Penale

Riparazione per ingiusta detenzione: possibile anche in caso di silenzio dell'imputato in sede di interrogatorio

La Cassazione con la sentenza 8616 si è pronunciata per la prima volta sulla novella in materia di presunzione di innocenza introdotta dal Dlgs 188/2021

di Aldo Natalini

Riparazione per l'ingiusta detenzione e cause ostative. Il silenzio serbato dall'indagato in sede di interrogatorio non incide al fine dell'accertamento dell'eventuale colpa grave ostativa al riconoscimento del diritto alla riparazione.
Così la Quarta sezione penale della Cassazione, con la sentenza n. 8616/2022 , depositata il 15 marzo, che si è pronunciata per la prima volta sulla novella operata in seno all'articolo 314, comma 1, del Cpp ad opera dell'articolo 4, comma 4, lettera b), del Dlgs 8 novembre 2021, n. 188, entrato in vigore il 14 dicembre 2021, attuativo della Direttiva (UE) 2016/343 in tema di presunzione di innocenza.
La Suprema corte ha annullato con rinvio l'ordinanza del giudice della riparazione in relazione alla necessaria verifica di elementi, rimasti eventualmente accertati all'esito del verdetto assolutorio pronunciato a favore dell'imputato istante la riparazione, dai quali possa ricavarsi un comportamento dell'interessato, diverso dal silenzio serbato su circostanze ritenute rilevanti per neutralizzare la portata accusatoria degli elementi raccolti a suo carico nel corso delle indagini, idoneo a comportare la condizione ostativa di cui all'articolo 314, comma 1, del Cpp, come modificato dal succitato Dlgs n. 188/2021.

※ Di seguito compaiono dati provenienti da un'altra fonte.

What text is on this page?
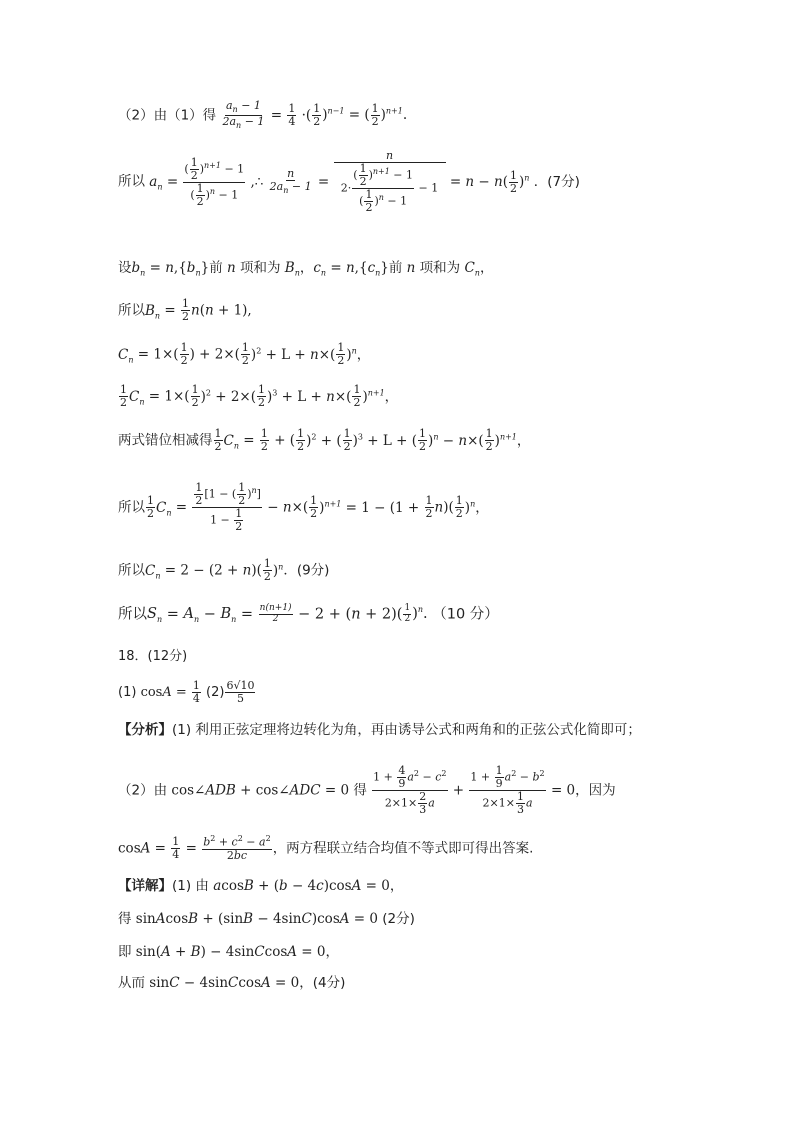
（2）由（1）得 $\frac{a_n - 1}{2a_n - 1} = \frac{1}{4}$ ·( $\frac{1}{2} )^{n-1}$ = ( $\frac{1}{2} )^{n+1}$.
所以 $a_n = \frac{( \frac{1}{2} )^{n+1} - 1}{( \frac{1}{2} )^n - 1}$ ,∴ $\frac{n}{2a_n - 1} = \frac{n}{2\cdot \frac{( \frac{1}{2} )^{n+1} - 1}{( \frac{1}{2} )^n - 1} - 1} = n - n( \frac{1}{2} )^n$ ．(7分)
设$b_n = n,\{b_n\}$前 n 项和为 $B_n$，$c_n = n,\{c_n\}$前 n 项和为 $C_n$，
所以$B_n = \frac{1}{2} n(n + 1)$,
$C_n = 1\times( \frac{1}{2}$ ) + $2\times( \frac{1}{2} )^2 + L + n\times( \frac{1}{2} )^n$，
$\frac{1}{2} C_n = 1\times( \frac{1}{2} )^2 + 2\times( \frac{1}{2} )^3 + L + n\times( \frac{1}{2} )^{n+1}$，
两式错位相减得 $\frac{1}{2} C_n = \frac{1}{2}$ + ( $\frac{1}{2} )^2$ + ( $\frac{1}{2} )^3 + L$ + ( $\frac{1}{2} )^n - n\times( \frac{1}{2} )^{n+1}$，
所以 $\frac{1}{2} C_n = \frac{\frac{1}{2} [1 - ( \frac{1}{2} )^n]}{1 - \frac{1}{2}} - n\times( \frac{1}{2} )^{n+1} = 1 - (1 + \frac{1}{2} n)( \frac{1}{2} )^n$，
所以$C_n = 2 - (2 + n)( \frac{1}{2} )^n$．(9分)
所以$S_n = A_n - B_n = \frac{n(n+1)}{2} - 2 + (n + 2)( \frac{1}{2} )^n$. （10 分）
18．(12分)
(1) $\cos A = \frac{1}{4} (2) \frac{6√10}{5}$
【分析】(1) 利用正弦定理将边转化为角，再由诱导公式和两角和的正弦公式化简即可；
（2）由 cos∠ADB + cos∠ADC = 0 得 $\frac{1 + \frac{4}{9} a^2 - c^2}{2\times 1\times \frac{2}{3} a} + \frac{1 + \frac{1}{9} a^2 - b^2}{2\times 1\times \frac{1}{3} a} = 0$，因为
$\cos A = \frac{1}{4} = \frac{b^2 + c^2 - a^2}{2bc}$ ，两方程联立结合均值不等式即可得出答案.
【详解】(1) 由 acosB + (b − 4c)cosA = 0，
得 sinAcosB + (sinB − 4sinC)cosA = 0 (2分)
即 sin(A + B) − 4sinCcosA = 0，
从而 sinC − 4sinCcosA = 0，(4分)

La fattispecie al vaglio del giudice della riparazione
La vicenda al vaglio della Corte di legittimità ha riguardato un caso di rapina, in concorso, culminato con l'applicazione di ordinanza cautelare fondata su vari elementi gravemente indiziari: le riprese degli occupanti dell'auto utilizzata per la rapina, esclusa la persona che si era trovata alla guida; il riconoscimento dei tre soggetti ritratti; la circostanza che costoro erano stati rintracciati presso un appartamento condiviso dall'istante; il possesso in capo a costui delle chiavi dell'auto usata per commettere la rapina, riconducibile peraltro a soggetto intestatario di oltre 150 veicoli.
Il giudice della riparazione aveva "stigmatizzato" la circostanza che l'istante – già attinto da misura cautelare in fase di indagini e poi assolto nel merito – avrebbe dovuto fornire, nell'immediatezza dei fatti, un contributo chiarificatore che, invece, era mancato per ben due volte. Tale scelta, pur legittima, è stata ritenuta "improvvida", siccome atta a contribuire all'applicazione e al mantenimento del titolo cautelare a suo carico. Infatti - secondo i giudici della riparazione - l'indagato avrebbe potuto spiegare la natura dei suoi rapporti con i tre correi, risultati coinvolti nella rapina; chiarire che la disponibilità dell'auto usata per commettere la rapina, indiscussa alla stregua del fatto che egli era stato trovato in possesso delle relative chiavi al momento del fermo, era stata solo occasionale; e le ragioni della detenzione delle chiavi di una macchina di origine sospetta, intestata a un prestanome intestatatrio di oltre 150 veicoli.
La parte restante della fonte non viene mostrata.